In our applications lab studies, the Quasar was used to make clean, quality linear cuts at high throughput on 0.55-mm-thick display glass. Control of pulse temporal characteristics facilitated tailoring of the individual laser pulses to reduce thermal loading in the material, which resulted in good quality cuts at faster scanning speeds, improving overall processing throughput.
We achieved linear cutting speed of 1 m/s, highly desired in the manufacturing process. Figure 4a shows a top view of the cut edge, seen from the front side of the glass. Clean edge quality is evident, with very minimal chipping (<10 μm). Figure 4b shows a side view of the cut edge, where we observed roughness within the acceptable range of typical manufacturing requirements.
PCB processing
In manufacturing consumer electronic devices, lasers routinely perform a variety of machining processes on PCB materials. These processes include blind- or through-via drilling, depaneling, profiling, laser direct patterning, repair, trimming, marking, and skiving. PCBs may comprise a variety of materials, layers, and thicknesses, and each material type and process is likely to have specific requirements for optimal laser parameters; consequently, flexibility in tailoring laser pulses is important.
For example, a typical blind-via drilling application involves clean removal of thin resin material to expose an underlying copper layer. Figure 5 shows laser-drilled 60-μm-diameter blind vias in PCB material comprising a 50-μm-thick resin layered over copper. In this particular material, shorter pulsewidths (<20 ns) are better suited to achieve cleaner resin removal, fully exposing undamaged copper at the bottom of vias. Also, high power at higher PRF is desirable to achieve higher throughput.
With conventional Q-SW UV DPSS lasers, throughput scaling is limited by insufficient pulse energy at high PRF. If highest power is restricted to lower PRFs, maximum throughput is achieved only with the use of a split-beam/parallel processing approach—something that is often undesirable from a system cost and complexity standpoint.
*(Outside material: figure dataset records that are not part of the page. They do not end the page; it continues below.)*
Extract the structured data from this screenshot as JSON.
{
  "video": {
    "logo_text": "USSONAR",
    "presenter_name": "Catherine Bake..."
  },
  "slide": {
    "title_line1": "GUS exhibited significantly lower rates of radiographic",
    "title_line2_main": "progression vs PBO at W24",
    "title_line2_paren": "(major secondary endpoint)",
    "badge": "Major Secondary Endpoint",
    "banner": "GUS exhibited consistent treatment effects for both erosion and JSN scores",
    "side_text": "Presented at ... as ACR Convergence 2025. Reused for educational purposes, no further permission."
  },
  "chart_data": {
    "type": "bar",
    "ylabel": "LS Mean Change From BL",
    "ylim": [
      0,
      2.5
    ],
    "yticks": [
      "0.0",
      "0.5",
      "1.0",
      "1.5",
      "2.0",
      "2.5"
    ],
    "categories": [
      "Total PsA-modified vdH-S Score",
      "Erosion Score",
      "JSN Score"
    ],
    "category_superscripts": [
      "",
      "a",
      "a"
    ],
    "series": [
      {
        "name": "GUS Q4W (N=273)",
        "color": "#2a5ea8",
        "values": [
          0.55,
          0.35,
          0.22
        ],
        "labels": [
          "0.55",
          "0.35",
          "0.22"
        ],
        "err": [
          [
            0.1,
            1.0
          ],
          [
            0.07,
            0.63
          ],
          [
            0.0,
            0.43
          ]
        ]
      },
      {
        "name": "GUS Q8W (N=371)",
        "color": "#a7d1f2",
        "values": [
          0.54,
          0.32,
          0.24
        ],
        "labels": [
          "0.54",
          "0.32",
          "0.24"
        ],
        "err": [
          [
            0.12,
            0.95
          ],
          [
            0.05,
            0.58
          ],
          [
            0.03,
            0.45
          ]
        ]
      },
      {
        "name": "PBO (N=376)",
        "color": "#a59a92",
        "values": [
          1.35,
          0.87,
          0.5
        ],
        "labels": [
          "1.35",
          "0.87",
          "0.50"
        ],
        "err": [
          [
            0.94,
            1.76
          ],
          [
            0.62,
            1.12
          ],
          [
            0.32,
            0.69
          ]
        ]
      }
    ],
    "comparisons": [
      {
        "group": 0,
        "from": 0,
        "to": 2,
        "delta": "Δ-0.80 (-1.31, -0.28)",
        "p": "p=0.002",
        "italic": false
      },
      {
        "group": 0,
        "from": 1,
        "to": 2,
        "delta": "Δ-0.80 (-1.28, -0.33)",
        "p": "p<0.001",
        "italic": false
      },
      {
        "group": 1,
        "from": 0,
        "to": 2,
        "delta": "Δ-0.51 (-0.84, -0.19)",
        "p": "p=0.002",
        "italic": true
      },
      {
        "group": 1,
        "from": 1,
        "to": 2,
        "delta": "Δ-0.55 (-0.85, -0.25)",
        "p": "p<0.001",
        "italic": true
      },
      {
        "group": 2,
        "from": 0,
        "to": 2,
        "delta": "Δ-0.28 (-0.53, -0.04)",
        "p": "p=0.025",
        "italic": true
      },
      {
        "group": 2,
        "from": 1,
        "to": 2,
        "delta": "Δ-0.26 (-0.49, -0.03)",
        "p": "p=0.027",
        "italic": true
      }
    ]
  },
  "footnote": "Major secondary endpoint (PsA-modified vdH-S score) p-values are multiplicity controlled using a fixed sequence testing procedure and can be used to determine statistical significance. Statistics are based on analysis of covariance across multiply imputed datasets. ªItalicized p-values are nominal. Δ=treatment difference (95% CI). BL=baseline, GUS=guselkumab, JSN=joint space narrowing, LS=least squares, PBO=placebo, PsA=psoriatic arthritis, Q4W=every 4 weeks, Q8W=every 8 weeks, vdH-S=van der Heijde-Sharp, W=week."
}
High power and shorter pulsewidths are available with the Quasar laser at higher PRFs, allowing for throughput maximization by operating at the higher PRF and lowering the exposure time.
The result is clean blind vias with minimal damage or oxidation to the exposed copper surface and minimal sidewall taper. Both of these process results are important for assuring good adhesion of the subsequent copper plating layer. Depending on the via diameter and resin thickness, throughputs approaching 4000 holes/s are possible.
In summary, results for our lab tests demonstrated that with proper parameter optimization, high quality and high throughput can be achieved with a UV nanosecond-pulsed laser source, extending the capabilities of laser micromachining processes to meet the manufacturing challenges of consumer electronics products.
REFERENCES
1. ReportLinker web site, "Global Consumer Electronics Market Outlook 2015"; http://bit.ly/YHkfkE.
2. P.R. Herman, R. Marjoribanks, and A. Oettl, "Burst-Ultrafast Laser Machining Method," US Patent No. 6,522,301 (2003).
3. B.R. Campbell, T.M. Lehecka, J.G. Thomas, and V.V. Semak, "A Study of material removal rates using the double pulse format with nanosecond pulse laser on metals," Proc. ICALEO 2008, 181–186.
4. W. Hu, Y.C. Shin, and G. King, "Modeling of multi-burst mode pico-second laser ablation for improved material removal rate," Appl. Phys. A, 98, 2, 407–415 (February 2010).
5. R. Knappe, H. Haloui, A. Seifert, A. Weis, and A. Nebel, "Scaling ablation rates for picosecond lasers using burst micromachining," Proc. SPIE, Laser-based Micro- and Nanopackaging and Assembly IV, 7585 (2010).